ABC News Corona Virus Government. Response

For some high-dollar Trump donors, Bedminster hobnobbing now means COVID tests

Kayleigh McEnany and Jared Kushner were stopped from attending, sources say.

About 100 guests attended the event with some donating $50,000 to snap photos with the president on Thursday and roughly 20 sat with him at an hour-long roundtable discussion. Several said the president's diagnosis and hospitalization have been both bewildering and frightening. Four people at the club that day told ABC News they are quarantining or getting tests.

"I stayed 6 feet away from the president at all times as well, but out of an abundance of caution have quarantined myself until I can be tested," said Daniel Hux, who attended the fundraiser, said in a statement to ABC News.

Campaign officials and a number of those who attended continue to maintain that Trump kept a safe buffer between himself and the guests, who spent as much as $250,000 to attend the exclusive fundraiser with the president. Several of those interviewed by ABC News said they never saw anyone within 6 feet of the president -- even those who waited on line to enter the Bedminster club house to pose for photos with him.

"When that photo was taken, all the event staff were wearing masks, all the campaign staff were wearing masks, Secret Service was wearing masks," said Charlie Kolean, who plans to get tested on Sunday.

"And I've been [self-quarantining] in a responsible manner," he added.

Others who did not get as close to the president said they weren't concerned. Katherine Hermes told ABC News she was never within 50 feet of the president.

"Why would I get tested?" Hermes, who paid $2,600 for a ticket, previously told ABC News. "I was nowhere near the president," she said, adding she was not experiencing symptoms.

The timeline of the president's illness remains murky and it is still unclear how much Trump and his team knew about his illness on Thursday afternoon when he boarded Marine One for the trip to Bedminster.

The president's initial symptoms surfaced sometime on Wednesday evening while Hicks was already quarantining. He appeared fatigued, according to sources familiar with his condition, which they initially attributed to his break-neck schedule. Marine One lifted off from Bedminster at 4:23 p.m. on Thursday. Trump's first positive test came later that evening after he was back at the White House.

When pressed by ABC News' George Stephanopoulos about why the event still went forward, chief campaign spokesperson Jason Miller highlighted precautions like temperature checks used at the event, but said, "what I can't, speak to since I'm not part of White House operations, I'm not part of the White House medical unit -- is the exact, how much time he was spending with Hope [Hicks] and in the proximity for these things. I can't speak to that, I gotta let the White House go do that."

Those who attended the gathering at Bedminster and spoke with reporters said they saw no indication that the president was sick. Several, like Hermes, said they remained unfazed by the possibility that Trump could have exposed people at the event.

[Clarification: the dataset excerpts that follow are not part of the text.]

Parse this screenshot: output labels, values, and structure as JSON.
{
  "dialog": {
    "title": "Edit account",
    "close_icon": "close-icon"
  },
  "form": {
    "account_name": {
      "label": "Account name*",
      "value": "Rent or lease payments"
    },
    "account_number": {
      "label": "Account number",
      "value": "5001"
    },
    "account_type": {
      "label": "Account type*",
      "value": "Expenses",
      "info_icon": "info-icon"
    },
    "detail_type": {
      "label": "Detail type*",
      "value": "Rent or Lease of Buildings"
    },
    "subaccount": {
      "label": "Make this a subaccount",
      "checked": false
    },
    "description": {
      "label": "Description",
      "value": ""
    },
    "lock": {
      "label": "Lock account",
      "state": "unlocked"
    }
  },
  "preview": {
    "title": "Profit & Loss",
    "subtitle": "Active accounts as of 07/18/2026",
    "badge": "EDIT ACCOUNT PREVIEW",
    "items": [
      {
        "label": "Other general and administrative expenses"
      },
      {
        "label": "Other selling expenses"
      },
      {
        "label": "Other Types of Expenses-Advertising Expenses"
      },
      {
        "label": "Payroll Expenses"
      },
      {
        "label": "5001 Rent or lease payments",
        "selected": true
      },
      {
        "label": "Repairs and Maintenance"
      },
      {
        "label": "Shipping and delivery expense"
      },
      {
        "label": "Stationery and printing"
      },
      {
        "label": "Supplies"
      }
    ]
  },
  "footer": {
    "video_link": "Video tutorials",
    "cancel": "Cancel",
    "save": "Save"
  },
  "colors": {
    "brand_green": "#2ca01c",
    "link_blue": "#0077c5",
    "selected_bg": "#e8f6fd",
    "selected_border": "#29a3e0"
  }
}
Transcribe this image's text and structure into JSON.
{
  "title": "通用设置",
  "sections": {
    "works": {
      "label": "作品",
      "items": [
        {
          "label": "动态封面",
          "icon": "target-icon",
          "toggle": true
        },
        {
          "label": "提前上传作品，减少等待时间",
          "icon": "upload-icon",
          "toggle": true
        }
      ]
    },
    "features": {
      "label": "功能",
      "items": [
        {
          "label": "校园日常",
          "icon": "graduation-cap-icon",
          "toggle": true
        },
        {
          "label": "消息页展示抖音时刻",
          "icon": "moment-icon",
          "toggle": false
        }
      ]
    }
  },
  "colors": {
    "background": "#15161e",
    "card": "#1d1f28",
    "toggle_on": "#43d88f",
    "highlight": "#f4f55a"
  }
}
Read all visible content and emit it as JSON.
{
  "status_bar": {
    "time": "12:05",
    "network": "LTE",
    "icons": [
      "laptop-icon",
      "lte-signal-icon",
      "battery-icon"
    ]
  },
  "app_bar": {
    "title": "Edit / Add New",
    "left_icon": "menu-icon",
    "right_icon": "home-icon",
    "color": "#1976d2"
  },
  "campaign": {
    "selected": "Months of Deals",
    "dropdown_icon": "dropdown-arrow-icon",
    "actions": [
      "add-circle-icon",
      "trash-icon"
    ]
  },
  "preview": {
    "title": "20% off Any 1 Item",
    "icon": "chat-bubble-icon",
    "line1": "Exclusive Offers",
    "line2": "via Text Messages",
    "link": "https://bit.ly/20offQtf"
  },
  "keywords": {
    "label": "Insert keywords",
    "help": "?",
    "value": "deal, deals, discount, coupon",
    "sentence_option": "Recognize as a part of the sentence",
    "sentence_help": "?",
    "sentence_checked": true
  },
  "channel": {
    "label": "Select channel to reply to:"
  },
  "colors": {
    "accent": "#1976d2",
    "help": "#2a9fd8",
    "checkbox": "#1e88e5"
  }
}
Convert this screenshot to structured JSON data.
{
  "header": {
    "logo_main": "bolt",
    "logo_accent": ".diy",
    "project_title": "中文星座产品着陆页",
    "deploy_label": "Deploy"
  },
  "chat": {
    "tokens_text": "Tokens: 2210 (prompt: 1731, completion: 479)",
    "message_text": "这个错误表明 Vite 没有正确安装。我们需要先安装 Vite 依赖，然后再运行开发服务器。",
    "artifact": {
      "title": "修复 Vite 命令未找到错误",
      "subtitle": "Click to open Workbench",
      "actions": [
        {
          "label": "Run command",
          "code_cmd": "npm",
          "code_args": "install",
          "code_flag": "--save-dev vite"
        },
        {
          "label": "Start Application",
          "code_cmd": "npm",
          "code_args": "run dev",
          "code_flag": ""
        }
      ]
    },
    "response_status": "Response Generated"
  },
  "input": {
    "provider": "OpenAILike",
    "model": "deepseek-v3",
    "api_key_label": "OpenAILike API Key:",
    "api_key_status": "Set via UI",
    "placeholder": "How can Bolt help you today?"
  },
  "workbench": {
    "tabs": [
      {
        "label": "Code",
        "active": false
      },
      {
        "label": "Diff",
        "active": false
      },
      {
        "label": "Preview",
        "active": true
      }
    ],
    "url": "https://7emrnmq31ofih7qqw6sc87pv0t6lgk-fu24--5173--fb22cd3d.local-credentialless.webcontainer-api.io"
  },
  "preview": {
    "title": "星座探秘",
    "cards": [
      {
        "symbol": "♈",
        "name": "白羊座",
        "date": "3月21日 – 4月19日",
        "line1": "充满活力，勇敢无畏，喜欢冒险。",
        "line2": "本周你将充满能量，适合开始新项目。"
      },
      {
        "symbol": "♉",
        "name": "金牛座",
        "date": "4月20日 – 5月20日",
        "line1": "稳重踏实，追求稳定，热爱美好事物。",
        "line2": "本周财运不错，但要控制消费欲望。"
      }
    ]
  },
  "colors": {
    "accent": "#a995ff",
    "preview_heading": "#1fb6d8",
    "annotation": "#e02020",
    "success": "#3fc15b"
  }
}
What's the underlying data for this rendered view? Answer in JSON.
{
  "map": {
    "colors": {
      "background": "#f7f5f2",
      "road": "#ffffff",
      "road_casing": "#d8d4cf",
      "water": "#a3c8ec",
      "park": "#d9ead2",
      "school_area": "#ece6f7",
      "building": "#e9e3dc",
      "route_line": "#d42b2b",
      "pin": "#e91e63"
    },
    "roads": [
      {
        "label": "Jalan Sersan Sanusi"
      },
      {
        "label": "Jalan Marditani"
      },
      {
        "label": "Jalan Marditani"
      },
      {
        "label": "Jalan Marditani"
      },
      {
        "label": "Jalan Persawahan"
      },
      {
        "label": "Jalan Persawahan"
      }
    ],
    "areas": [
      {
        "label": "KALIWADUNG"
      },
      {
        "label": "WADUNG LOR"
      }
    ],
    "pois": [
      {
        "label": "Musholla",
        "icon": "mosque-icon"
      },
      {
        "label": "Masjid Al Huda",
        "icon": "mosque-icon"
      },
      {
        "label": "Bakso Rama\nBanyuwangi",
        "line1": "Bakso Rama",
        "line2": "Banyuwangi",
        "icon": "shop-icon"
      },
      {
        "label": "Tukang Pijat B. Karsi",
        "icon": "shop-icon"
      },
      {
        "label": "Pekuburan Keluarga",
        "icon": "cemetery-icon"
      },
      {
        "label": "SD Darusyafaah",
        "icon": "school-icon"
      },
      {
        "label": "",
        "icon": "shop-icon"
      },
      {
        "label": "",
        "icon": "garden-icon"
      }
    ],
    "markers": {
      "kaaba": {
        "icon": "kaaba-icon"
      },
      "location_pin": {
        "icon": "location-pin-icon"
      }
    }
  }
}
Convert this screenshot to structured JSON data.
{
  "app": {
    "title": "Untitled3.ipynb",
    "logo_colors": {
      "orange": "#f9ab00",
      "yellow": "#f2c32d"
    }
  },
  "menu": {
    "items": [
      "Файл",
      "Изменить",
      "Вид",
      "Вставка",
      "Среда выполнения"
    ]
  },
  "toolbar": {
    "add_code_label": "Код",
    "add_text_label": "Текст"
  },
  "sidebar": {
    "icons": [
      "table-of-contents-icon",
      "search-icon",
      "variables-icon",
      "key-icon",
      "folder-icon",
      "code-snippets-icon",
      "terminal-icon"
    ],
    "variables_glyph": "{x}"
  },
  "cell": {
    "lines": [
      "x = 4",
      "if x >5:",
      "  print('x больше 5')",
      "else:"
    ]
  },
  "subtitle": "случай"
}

"I don't know about all that," she said when asked about the timeline of the diagnosis. "He looked awesome, he was smiling, he was happy."

Health officials in New Jersey are not taking any chances. On Friday, Bedminster Mayor Larry Jacobs said in a statement the county health department had started contact tracing to determine if anyone was exposed during the event and "anticipates full cooperation from the Trump Organization and from all those who attended the event."

Somerset County officials also said on Friday they were working on contact tracing the event, and had reached out to the Trump National Golf Course to request lists of staff and guests who were in attendance. ABC News reached out to Somerset County to see if the Trump Organization is cooperating, but have not heard back.